Le Gabon exhorte l’Europe à privilégier l’investissement direct plutôt que l’aide

Une ère nouvelle s’ouvre pour la collaboration entre le Gabon et l’Union européenne. Libreville a clairement indiqué à ses homologues européens que le modèle traditionnel d’aide publique au développement, fondement de leur relation depuis les indépendances, est désormais obsolète. Les dirigeants gabonais appellent avec insistance à une transition vers des investissements directs, dont l’impact sur l’économie productive serait concret et quantifiable. Cette orientation stratégique s’inscrit dans la volonté du pays de réduire sa dépendance aux revenus pétroliers et de diversifier ses sources de croissance.

Libreville redéfinit les fondements de sa coopération avec l’Europe

Le cœur du message gabonais à Bruxelles est limpide : il s’agit de troquer les subsides contre des capitaux. Les autorités du Gabon jugent que les dispositifs habituels d’aide publique, souvent dispersés en multiples projets, ne parviennent plus à générer la transformation économique escomptée. Elles aspirent à des engagements financiers renouvelés, axés sur l’investissement productif, le développement de partenariats public-privé (PPP) et le financement de grandes infrastructures.

Cette position s’inscrit dans une dynamique régionale plus vaste, partagée par plusieurs nations d’Afrique centrale et de l’Ouest. Nombre de capitales africaines expriment le désir d’établir des liens plus équilibrés avec l’Europe, privilégiant la génération de richesse locale aux injections budgétaires. Le Gabon, bien que doté d’abondantes ressources naturelles, fait face à l’impératif de diversification et compte bien mettre en avant ses forces dans cette redéfinition des modèles de partenariat.

Objectif : diversification économique et pleine souveraineté financière

L’appel à des investissements concrets masque une ambition stratégique de souveraineté économique. Libreville souhaite diriger les flux de capitaux européens vers des secteurs clés : la valorisation du bois sur place, l’agro-industrie, le secteur minier, les hydrocarbures à haute valeur ajoutée, ainsi que les infrastructures d’énergie et de communication numérique. La finalité est claire : remplacer l’exportation de matières premières brutes par un processus d’industrialisation, pilier d’une croissance durable et génératrice d’emplois.

Le pays s’appuie sur ses avantages comparatifs pour séduire les financeurs et les industriels du Vieux Continent.

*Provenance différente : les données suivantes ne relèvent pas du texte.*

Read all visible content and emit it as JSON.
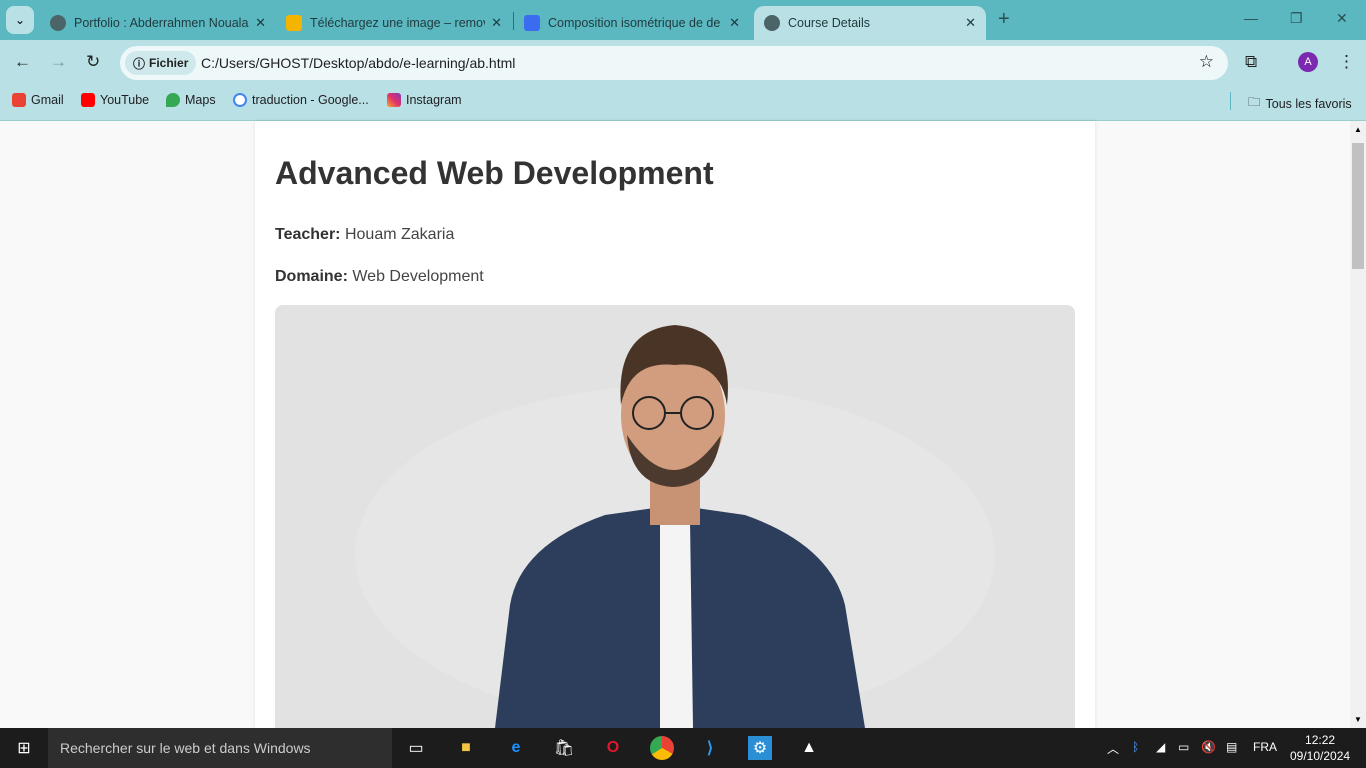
{
  "browser": {
    "tabs": [
      {
        "title": "Portfolio : Abderrahmen Nouala",
        "active": false
      },
      {
        "title": "Téléchargez une image – remove",
        "active": false
      },
      {
        "title": "Composition isométrique de de",
        "active": false
      },
      {
        "title": "Course Details",
        "active": true
      }
    ],
    "chip": "Fichier",
    "url": "C:/Users/GHOST/Desktop/abdo/e-learning/ab.html",
    "avatar": "A",
    "bookmarks": [
      "Gmail",
      "YouTube",
      "Maps",
      "traduction - Google...",
      "Instagram"
    ],
    "all_bookmarks": "Tous les favoris"
  },
  "course": {
    "title": "Advanced Web Development",
    "teacher_label": "Teacher:",
    "teacher": "Houam Zakaria",
    "domain_label": "Domaine:",
    "domain": "Web Development"
  },
  "taskbar": {
    "search_placeholder": "Rechercher sur le web et dans Windows",
    "lang": "FRA",
    "time": "12:22",
    "date": "09/10/2024"
  }
}
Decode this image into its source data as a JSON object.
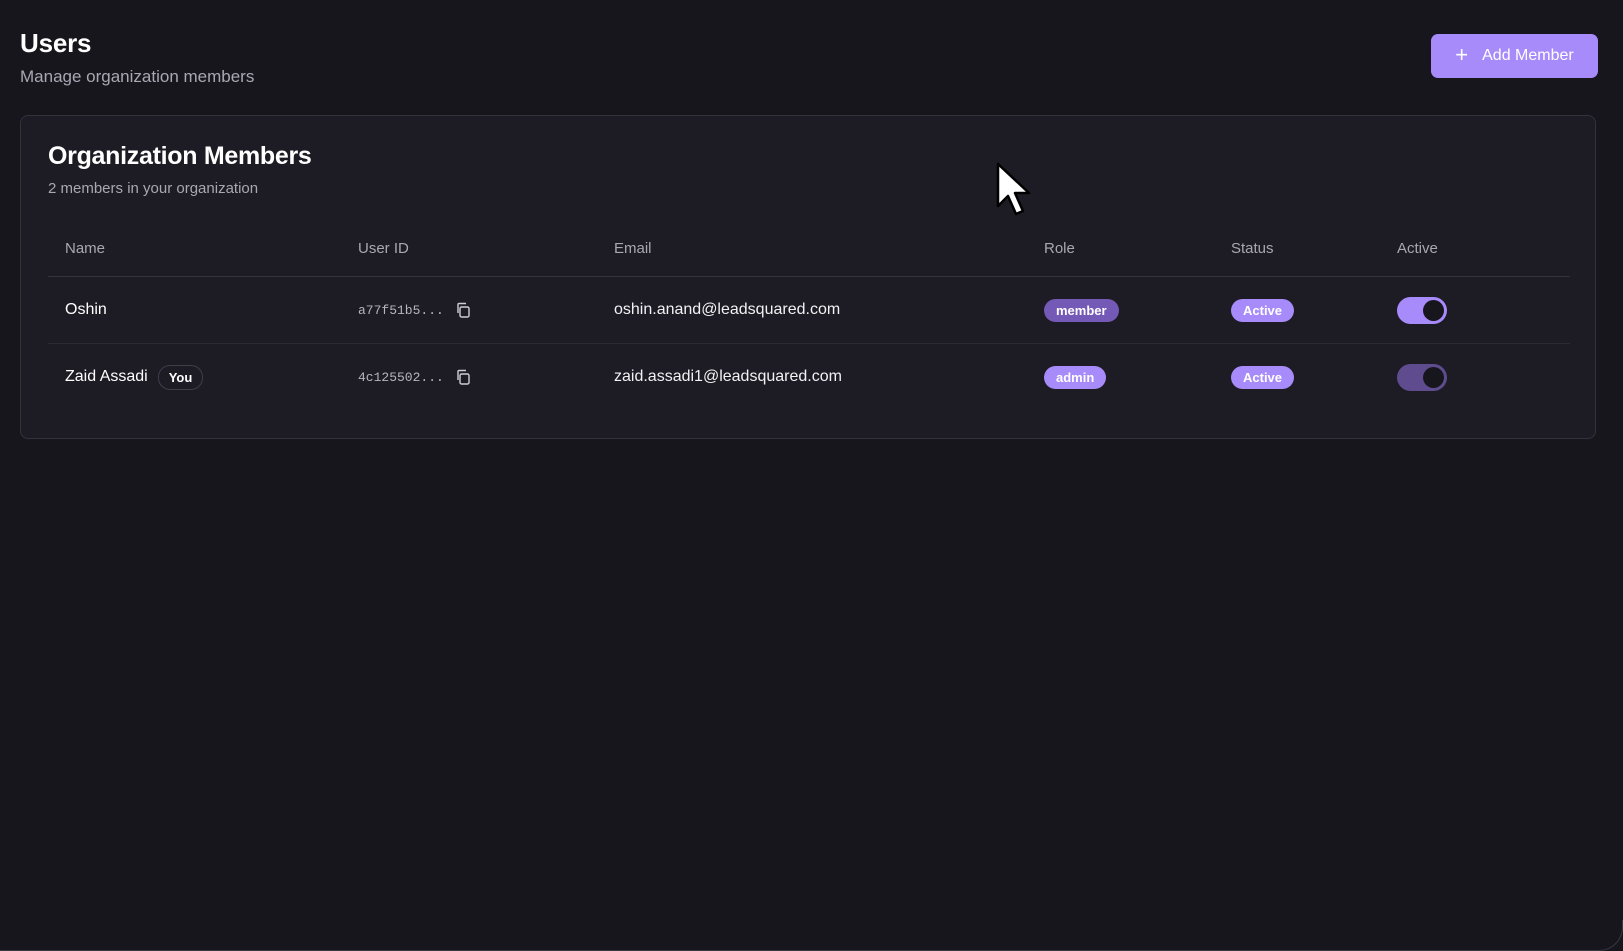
{
  "header": {
    "title": "Users",
    "subtitle": "Manage organization members",
    "add_button_label": "Add Member",
    "add_button_icon": "plus-icon"
  },
  "card": {
    "title": "Organization Members",
    "subtitle": "2 members in your organization"
  },
  "table": {
    "columns": [
      "Name",
      "User ID",
      "Email",
      "Role",
      "Status",
      "Active"
    ],
    "rows": [
      {
        "name": "Oshin",
        "you_badge": "",
        "user_id": "a77f51b5...",
        "email": "oshin.anand@leadsquared.com",
        "role": "member",
        "status": "Active",
        "active": true
      },
      {
        "name": "Zaid Assadi",
        "you_badge": "You",
        "user_id": "4c125502...",
        "email": "zaid.assadi1@leadsquared.com",
        "role": "admin",
        "status": "Active",
        "active": true
      }
    ]
  },
  "colors": {
    "background": "#17161c",
    "card": "#1d1b23",
    "accent": "#a78bfa",
    "accent_dim": "#7559b6"
  }
}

Sa vaste couverture forestière, ses gisements de manganèse, son potentiel hydroélectrique et sa position stratégique sur le golfe de Guinée sont autant d’arguments mis en avant. Néanmoins, la réalisation de ces projets ambitieux exige un environnement commercial stable, une politique fiscale transparente et une sécurité juridique des accords, des aspects cruciaux pour les investisseurs européens.

Depuis le changement de régime d’août 2023, les autorités de transition ont adressé de nombreux messages aux représentations diplomatiques occidentales. Leur objectif est de prouver que l’évolution institutionnelle du Gabon est parfaitement alignée avec une coopération économique rigoureuse. Parallèlement, Libreville élargit son cercle de partenaires, renforçant ses liens avec des acteurs asiatiques et du Golfe, ce qui place inévitablement l’Europe en compétition pour maintenir son influence historique.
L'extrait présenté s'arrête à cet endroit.